W czasie zimy wielu kierowców nie używa w ogóle klimatyzacji. Przez to jej ponowne uruchomienie może się wiązać z przykrą niespodzianką. Może się okazać, że nie działa ona prawidłowo lub co gorsza jest zagrzybiona. Z tego powodu zamiast ułatwiać podróżowanie może doprowadzić do wystąpienia objawów alergii.

– Obecnie czyszczenie klimatyzacji oraz wymiana filtra kabinowego jest niewielkim wydatkiem. Dzięki temu możemy natomiast podróżować w komfortowych warunkach i co równie ważne, zwiększamy swoje bezpieczeństwo, ponieważ sprawna klimatyzacja zapobiega zbyt dużemu nachodzeniu pary na szyby – wyjaśnia Sebastian Ugrynowicz.

Zapobiegaj korozji

Zima negatywnie wpływa też na stan karoserii. Błoto pośniegowe wymieszane z solą, którą drogowcy posypują jezdnie jest jednym z najczęstszych powodów powstawania korozji.
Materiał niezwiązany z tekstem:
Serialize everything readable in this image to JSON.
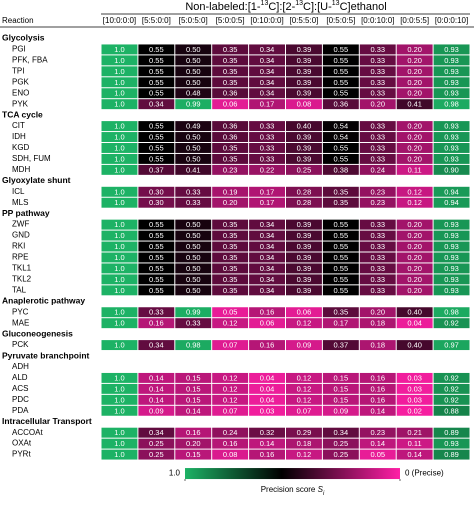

Pierwszym krokiem zapobiegawczym jest dokładne umycie auta, także jego podwozia oraz kompleksowy przegląd stanu karoserii. Jeśli zauważymy jakikolwiek odprysk, powinniśmy udać się do specjalisty, który podpowie jak najlepiej zaradzić temu problemowi. – Zazwyczaj, jeżeli mamy do czynienia z niewielkim ubytkiem, wystarczy tylko odpowiednie zabezpieczenie powierzchni.
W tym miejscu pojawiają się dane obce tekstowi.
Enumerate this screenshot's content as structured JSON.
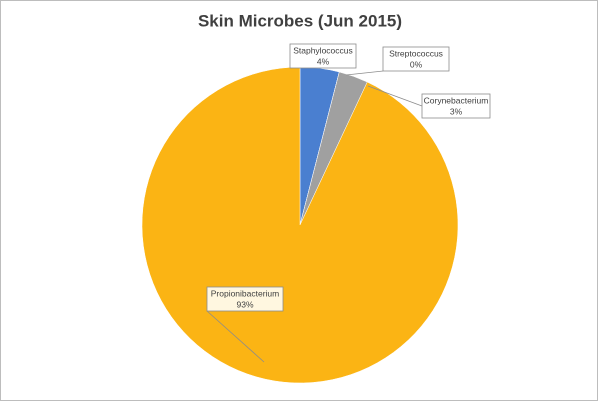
{
  "chart_data": {
    "type": "pie",
    "title": "Skin Microbes (Jun 2015)",
    "categories": [
      "Staphylococcus",
      "Streptococcus",
      "Corynebacterium",
      "Propionibacterium"
    ],
    "values": [
      4,
      0,
      3,
      93
    ],
    "value_labels": [
      "4%",
      "0%",
      "3%",
      "93%"
    ],
    "colors": [
      "#4a7fd0",
      "#ed7d31",
      "#a0a0a0",
      "#fbb414"
    ]
  }
}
Jednak czasem konieczne jest ponowne lakierowanie całego elementu lub jego części co zapobiega powstaniu ognisk korozji. Warto również zastanowić się nad zastosowaniem powłoki zabezpieczającej lakier przed skutkami czynników atmosferycznych oraz uszkodzeniami mechanicznymi. Takie rozwiązanie pozwala na unikniecie w przyszłości dodatkowych kosztów związanych z naprawą powłoki lakierniczej – wyjaśnia Dariusz Anasik, dyrektor serwisu Mercedes-Benz Auto-Studio w Łodzi. Wydatki poniesione na taki zabieg i tak będą niższe niż koszty poniesione na naprawę karoserii, kiedy już wkradła się rdza.
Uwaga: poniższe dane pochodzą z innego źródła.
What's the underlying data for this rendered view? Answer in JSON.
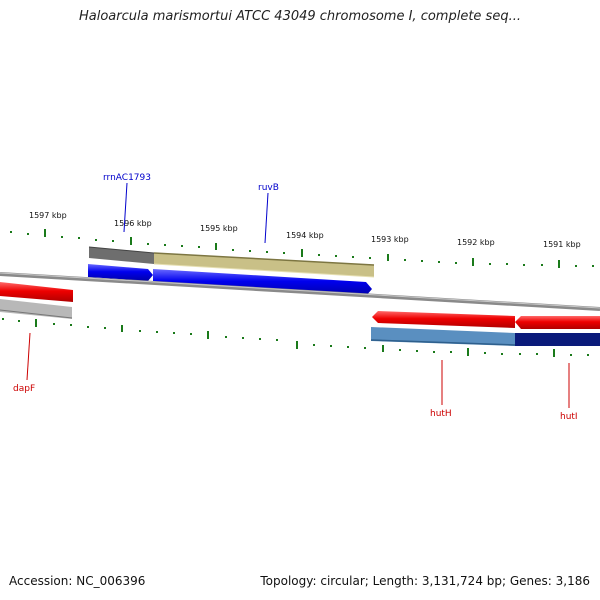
{
  "title": "Haloarcula marismortui ATCC 43049 chromosome I, complete seq...",
  "footer": {
    "accession": "Accession: NC_006396",
    "summary": "Topology: circular; Length: 3,131,724 bp; Genes: 3,186"
  },
  "ticks": [
    "1597 kbp",
    "1596 kbp",
    "1595 kbp",
    "1594 kbp",
    "1593 kbp",
    "1592 kbp",
    "1591 kbp"
  ],
  "genes": {
    "rrnAC1793": "rrnAC1793",
    "ruvB": "ruvB",
    "dapF": "dapF",
    "hutH": "hutH",
    "hutI": "hutI"
  },
  "colors": {
    "forward_gene": "#0000ee",
    "reverse_gene": "#ee0000",
    "forward_label": "#0000cc",
    "reverse_label": "#cc0000",
    "tick": "#1a7a1a",
    "backbone": "#888888",
    "cds_band_tan": "#c9c087",
    "cds_band_gray": "#777777",
    "cds_band_steel": "#5a8fc0",
    "cds_band_navy": "#0a1a7a"
  }
}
Tak przygotowany samochód nie powinien sprawiać większych problemów w czasie wiosennych podróży. Koszty poniesione na przegląd wiosenny powinny się zwrócić, gdyż unikamy wyższych napraw zbyt późno wykrytych usterek. Na dodatek w marcu i kwietniu wiele autoryzowanych serwisów ma specjalne promocje na podobne usługi, więc i w tym przypadku możemy zaoszczędzić.